CARRBORO – New sidewalks and bike lanes could be coming to the Town of Carrboro. The upgrades are meant to improve access to four transit stops across town, and it’s something that many neighbors have said would make the town safer.
“One of the reasons that we were so pleased to move to Carrboro is because it seemed like an urban environment in a small town. We can walk everywhere and bike to work and school, except it is not so easy to walk,” said UNC Professor Kurt Gray, who lives on S. Greensboro St.
Gray spoke at Tuesday’s Board of Aldermen meeting and said that creating more sidewalks in the Town has been a long-time desire for many of his neighbors.
Four sites were given priority for the improvements by the Board of Aldermen. S. Greensboro St. was at the top of that list, followed by Estes Dr., W. Main St., and Old Fayetteville Rd.

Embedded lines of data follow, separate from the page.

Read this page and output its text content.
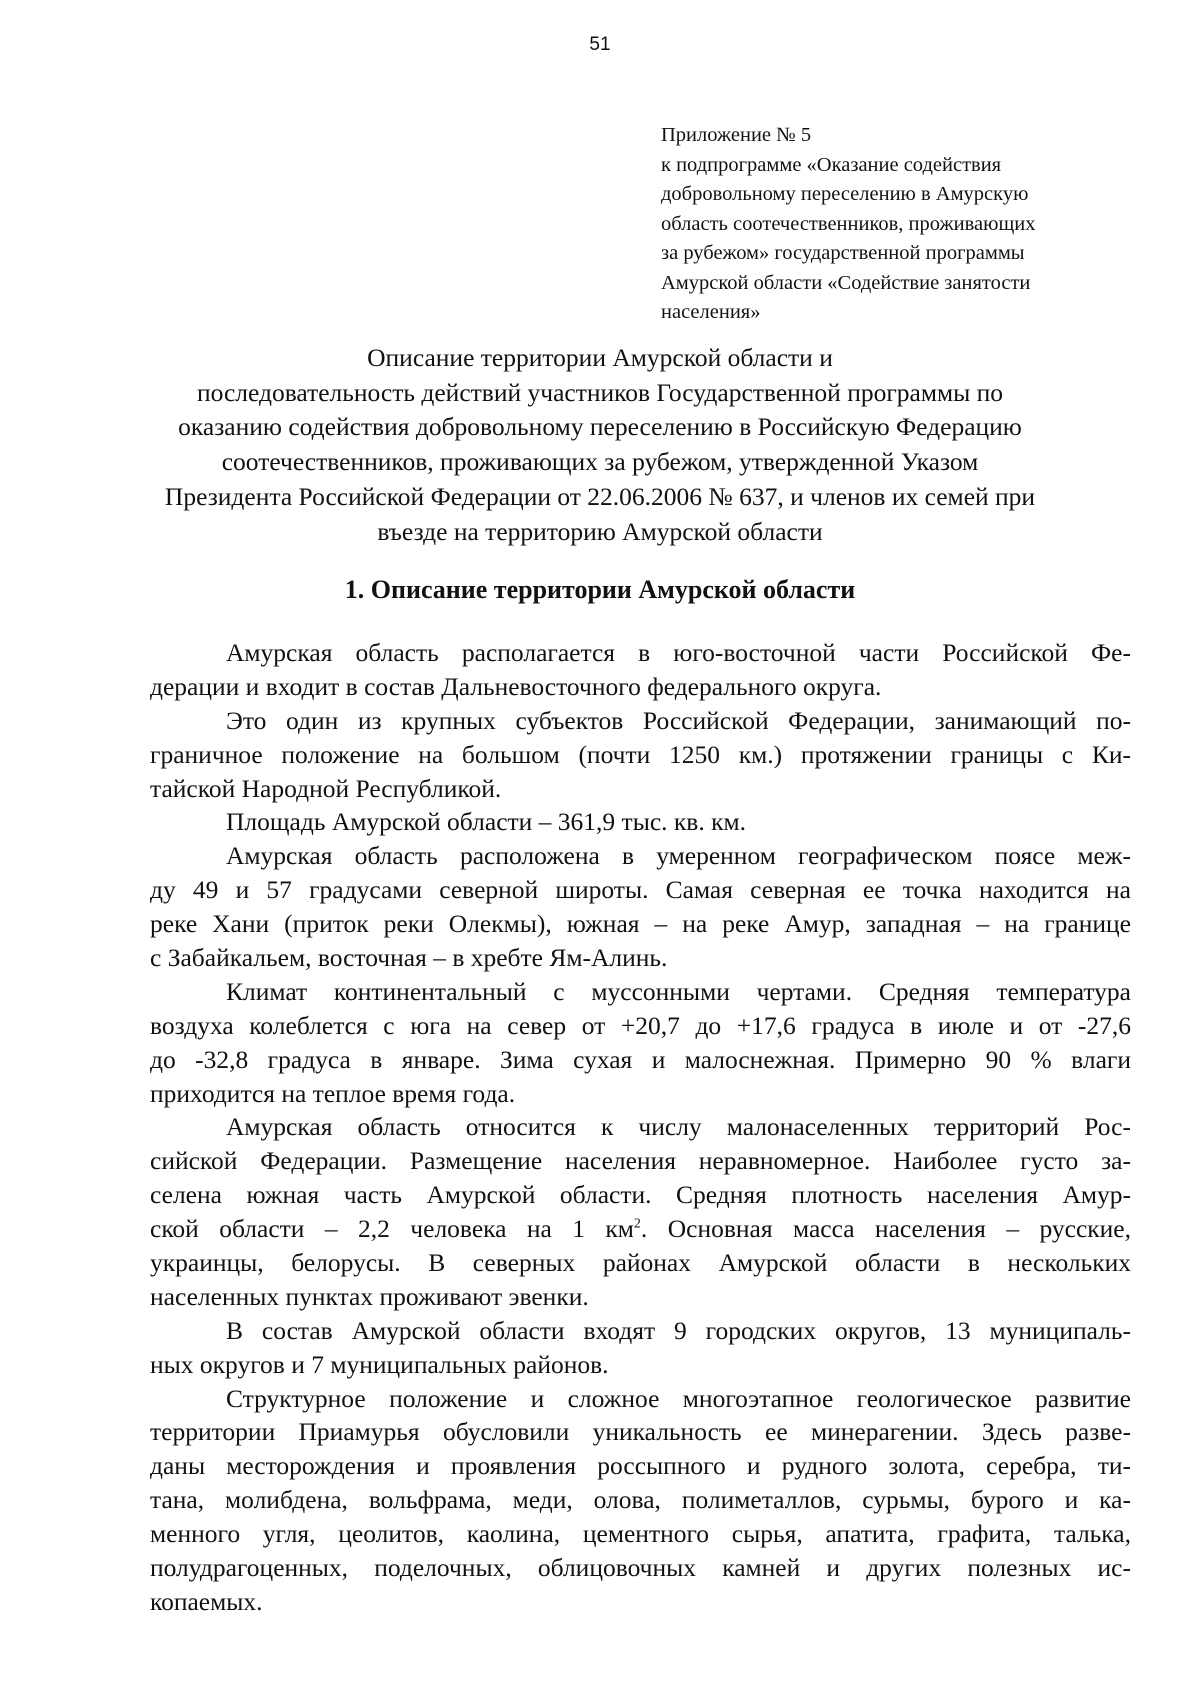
51
Приложение № 5
к подпрограмме «Оказание содействия
добровольному переселению в Амурскую
область соотечественников, проживающих
за рубежом» государственной программы
Амурской области «Содействие занятости
населения»
Описание территории Амурской области и
последовательность действий участников Государственной программы по
оказанию содействия добровольному переселению в Российскую Федерацию
соотечественников, проживающих за рубежом, утвержденной Указом
Президента Российской Федерации от 22.06.2006 № 637, и членов их семей при
въезде на территорию Амурской области
1. Описание территории Амурской области
Амурская область располагается в юго-восточной части Российской Фе-
дерации и входит в состав Дальневосточного федерального округа.
Это один из крупных субъектов Российской Федерации, занимающий по-
граничное положение на большом (почти 1250 км.) протяжении границы с Ки-
тайской Народной Республикой.
Площадь Амурской области – 361,9 тыс. кв. км.
Амурская область расположена в умеренном географическом поясе меж-
ду 49 и 57 градусами северной широты. Самая северная ее точка находится на
реке Хани (приток реки Олекмы), южная – на реке Амур, западная – на границе
с Забайкальем, восточная – в хребте Ям-Алинь.
Климат континентальный с муссонными чертами. Средняя температура
воздуха колеблется с юга на север от +20,7 до +17,6 градуса в июле и от -27,6
до -32,8 градуса в январе. Зима сухая и малоснежная. Примерно 90 % влаги
приходится на теплое время года.
Амурская область относится к числу малонаселенных территорий Рос-
сийской Федерации. Размещение населения неравномерное. Наиболее густо за-
селена южная часть Амурской области. Средняя плотность населения Амур-
ской области – 2,2 человека на 1 $км^2$. Основная масса населения – русские,
украинцы, белорусы. В северных районах Амурской области в нескольких
населенных пунктах проживают эвенки.
В состав Амурской области входят 9 городских округов, 13 муниципаль-
ных округов и 7 муниципальных районов.
Структурное положение и сложное многоэтапное геологическое развитие
территории Приамурья обусловили уникальность ее минерагении. Здесь разве-
даны месторождения и проявления россыпного и рудного золота, серебра, ти-
тана, молибдена, вольфрама, меди, олова, полиметаллов, сурьмы, бурого и ка-
менного угля, цеолитов, каолина, цементного сырья, апатита, графита, талька,
полудрагоценных, поделочных, облицовочных камней и других полезных ис-
копаемых.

Board member Jacquelyn Gist said that many Carrboro residents depend on walking, biking, and using the transit system as their main mode of transportation, instead of driving.

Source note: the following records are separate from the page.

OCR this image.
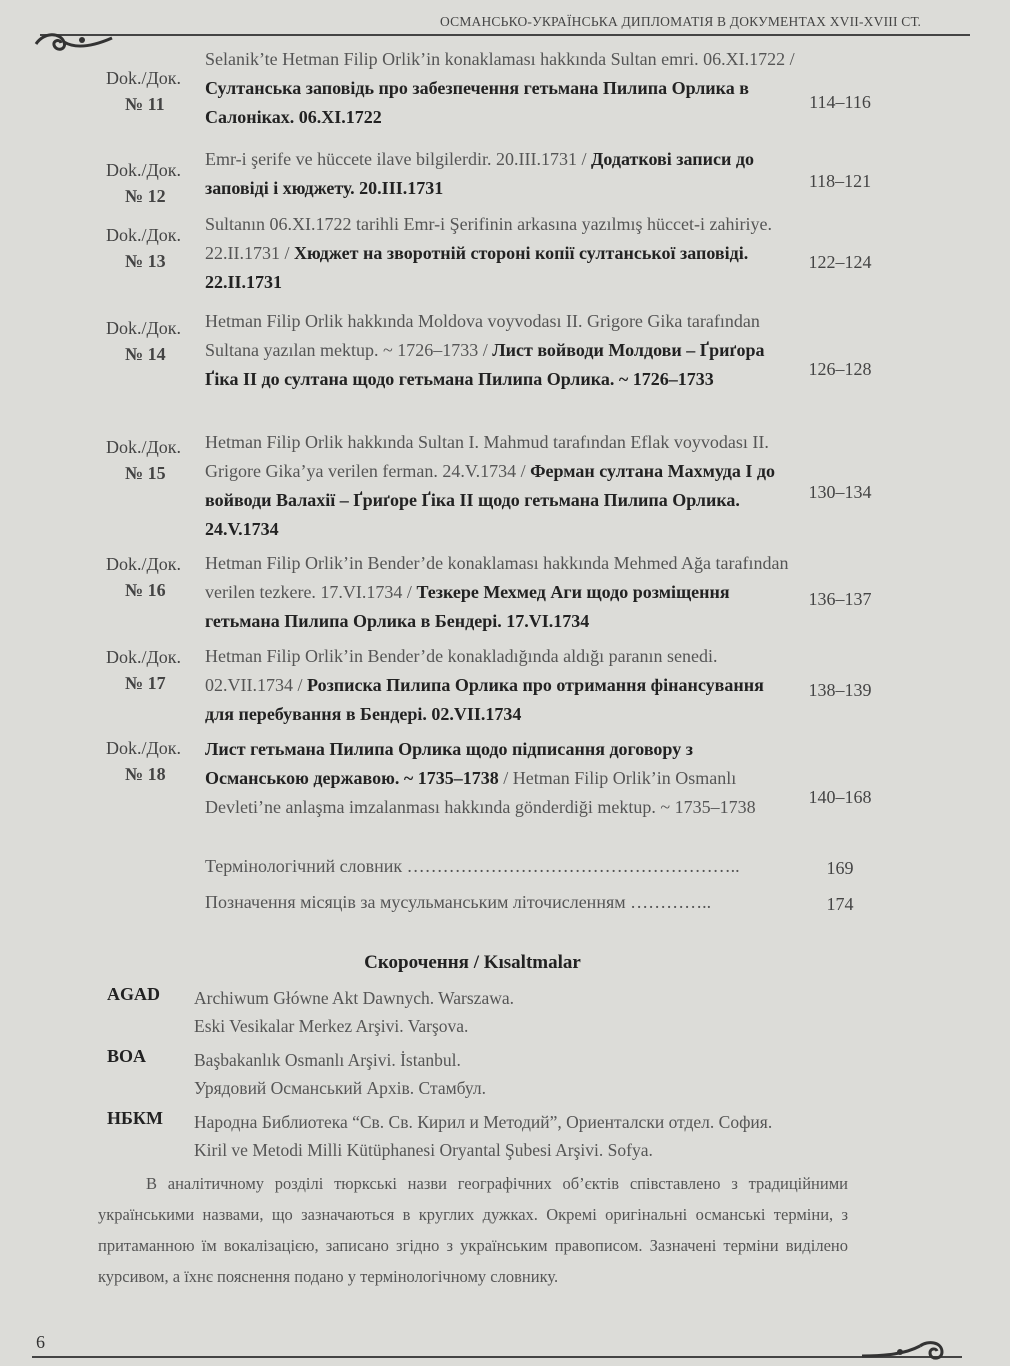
ОСМАНСЬКО-УКРАЇНСЬКА ДИПЛОМАТІЯ В ДОКУМЕНТАХ XVII-XVIII СТ.
Dok./Док.
№ 11
Selanik’te Hetman Filip Orlik’in konaklaması hakkında Sultan emri. 06.XI.1722 / Султанська заповідь про забезпечення гетьмана Пилипа Орлика в Салоніках. 06.XI.1722
114–116
Dok./Док.
№ 12
Emr-i şerife ve hüccete ilave bilgilerdir. 20.III.1731 / Додаткові записи до заповіді і хюджету. 20.III.1731	118–121
Dok./Док.
№ 13
Sultanın 06.XI.1722 tarihli Emr-i Şerifinin arkasına yazılmış hüccet-i zahiriye. 22.II.1731 / Хюджет на зворотній стороні копії султанської заповіді. 22.II.1731
122–124
Dok./Док.
№ 14
Hetman Filip Orlik hakkında Moldova voyvodası II. Grigore Gika tarafından Sultana yazılan mektup. ~ 1726–1733 / Лист войводи Молдови – Ґриґора Ґіка II до султана щодо гетьмана Пилипа Орлика. ~ 1726–1733	126–128
Dok./Док.
№ 15
Hetman Filip Orlik hakkında Sultan I. Mahmud tarafından Eflak voyvodası II. Grigore Gika’ya verilen ferman. 24.V.1734 / Ферман султана Махмуда I до войводи Валахії – Ґриґоре Ґіка II щодо гетьмана Пилипа Орлика. 24.V.1734
130–134
Dok./Док.
№ 16
Hetman Filip Orlik’in Bender’de konaklaması hakkında Mehmed Ağa tarafından verilen tezkere. 17.VI.1734 / Тезкере Мехмед Аги щодо розміщення гетьмана Пилипа Орлика в Бендері. 17.VI.1734
136–137
Dok./Док.
№ 17
Hetman Filip Orlik’in Bender’de konakladığında aldığı paranın senedi. 02.VII.1734 / Розписка Пилипа Орлика про отримання фінансування для перебування в Бендері. 02.VII.1734
138–139
Dok./Док.
№ 18
Лист гетьмана Пилипа Орлика щодо підписання договору з Османською державою. ~ 1735–1738 / Hetman Filip Orlik’in Osmanlı Devleti’ne anlaşma imzalanması hakkında gönderdiği mektup. ~ 1735–1738	140–168
Термінологічний словник ………………………………………………..	169
Позначення місяців за мусульманським літочисленням …………..	174
Скорочення / Kısaltmalar
AGAD Archiwum Główne Akt Dawnych. Warszawa.
Eski Vesikalar Merkez Arşivi. Varşova.
BOA	Başbakanlık Osmanlı Arşivi. İstanbul.
Урядовий Османський Архів. Стамбул.
НБКМ Народна Библиотека “Св. Св. Кирил и Методий”, Ориенталски отдел. София.
Kiril ve Metodi Milli Kütüphanesi Oryantal Şubesi Arşivi. Sofya.
В аналітичному розділі тюркські назви географічних об’єктів співставлено з традиційними українськими назвами, що зазначаються в круглих дужках. Окремі оригінальні османські терміни, з притаманною їм вокалізацією, записано згідно з українським правописом. Зазначені терміни виділено курсивом, а їхнє пояснення подано у термінологічному словнику.
6
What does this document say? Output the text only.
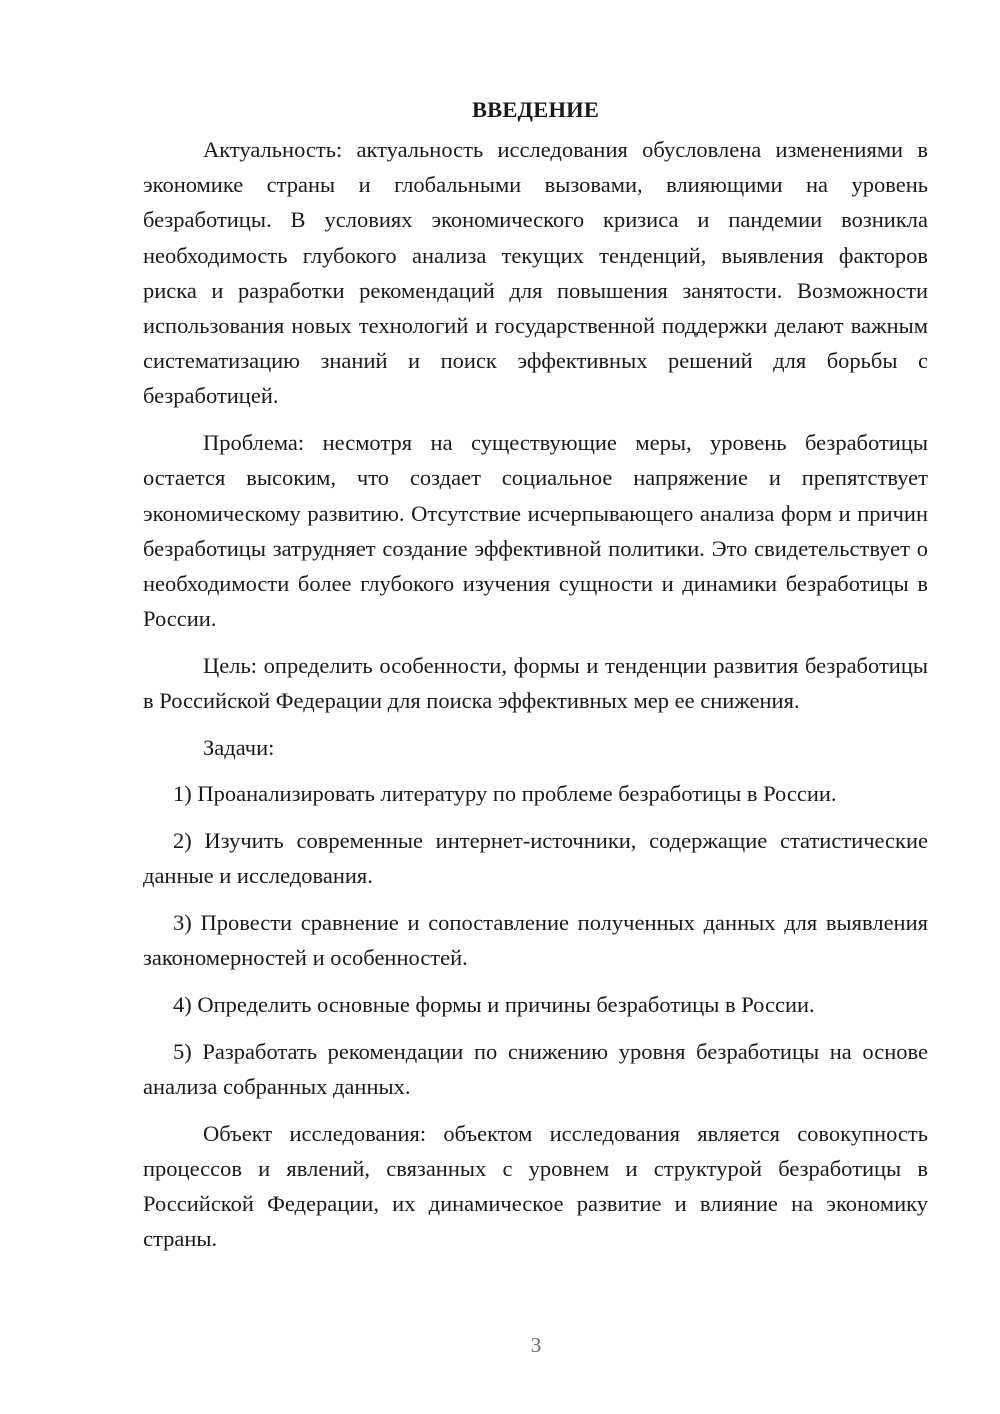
ВВЕДЕНИЕ

Актуальность: актуальность исследования обусловлена изменениями в экономике страны и глобальными вызовами, влияющими на уровень безработицы. В условиях экономического кризиса и пандемии возникла необходимость глубокого анализа текущих тенденций, выявления факторов риска и разработки рекомендаций для повышения занятости. Возможности использования новых технологий и государственной поддержки делают важным систематизацию знаний и поиск эффективных решений для борьбы с безработицей.

Проблема: несмотря на существующие меры, уровень безработицы остается высоким, что создает социальное напряжение и препятствует экономическому развитию. Отсутствие исчерпывающего анализа форм и причин безработицы затрудняет создание эффективной политики. Это свидетельствует о необходимости более глубокого изучения сущности и динамики безработицы в России.

Цель: определить особенности, формы и тенденции развития безработицы в Российской Федерации для поиска эффективных мер ее снижения.

Задачи:

1) Проанализировать литературу по проблеме безработицы в России.

2) Изучить современные интернет-источники, содержащие статистические данные и исследования.

3) Провести сравнение и сопоставление полученных данных для выявления закономерностей и особенностей.

4) Определить основные формы и причины безработицы в России.

5) Разработать рекомендации по снижению уровня безработицы на основе анализа собранных данных.

Объект исследования: объектом исследования является совокупность процессов и явлений, связанных с уровнем и структурой безработицы в Российской Федерации, их динамическое развитие и влияние на экономику страны.

3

“I’d like us in making these decisions to think about having the best impact on folks for whom public transportation, their feet and wheels, are the only primary transportation that they can afford,” Gist said.
Mayor Mark Chilton said he supported the initiative, but said that he was concerned that installing sidewalks on the west side of S. Greensboro St. might upset some residents.
“One of the issues is that for some of the houses on the west side (of S. Greensboro St.) is that the sidewalk would end up being very close to their front door when it is eventually built,” Chilton said.
Jeff Brubaker, the Town’s Transportation Planner, said the funding for the improvements will come from the half-cent sales tax, which was approved by voters in November of last year.
Revenues from the tax are allocated in accordance with the Bus and Rail Investment Plan in Orange County (BRI Plan). That plan distributes funding for capital improvements to enhance bicycle and pedestrian access to transit stops. It is an Inter-local agreement between the Town of Carrboro, Orange County, Triangle Transit, and the Durham-Chapel Hill-Carrboro Metropolitan Planning Organization.
Revenues allocated through the BRI Plan have already resulted in improvements for the Chapel Hill Transit System, according to Brubaker. He said there’s about $6.7 million of the funding currently allocated as part of the BRI Plan, meant to be the local match to federal and state funding.
Town staff will present the list of four sites suggested for improved access to the Triangle Transit Board of Directors on Sept. 25.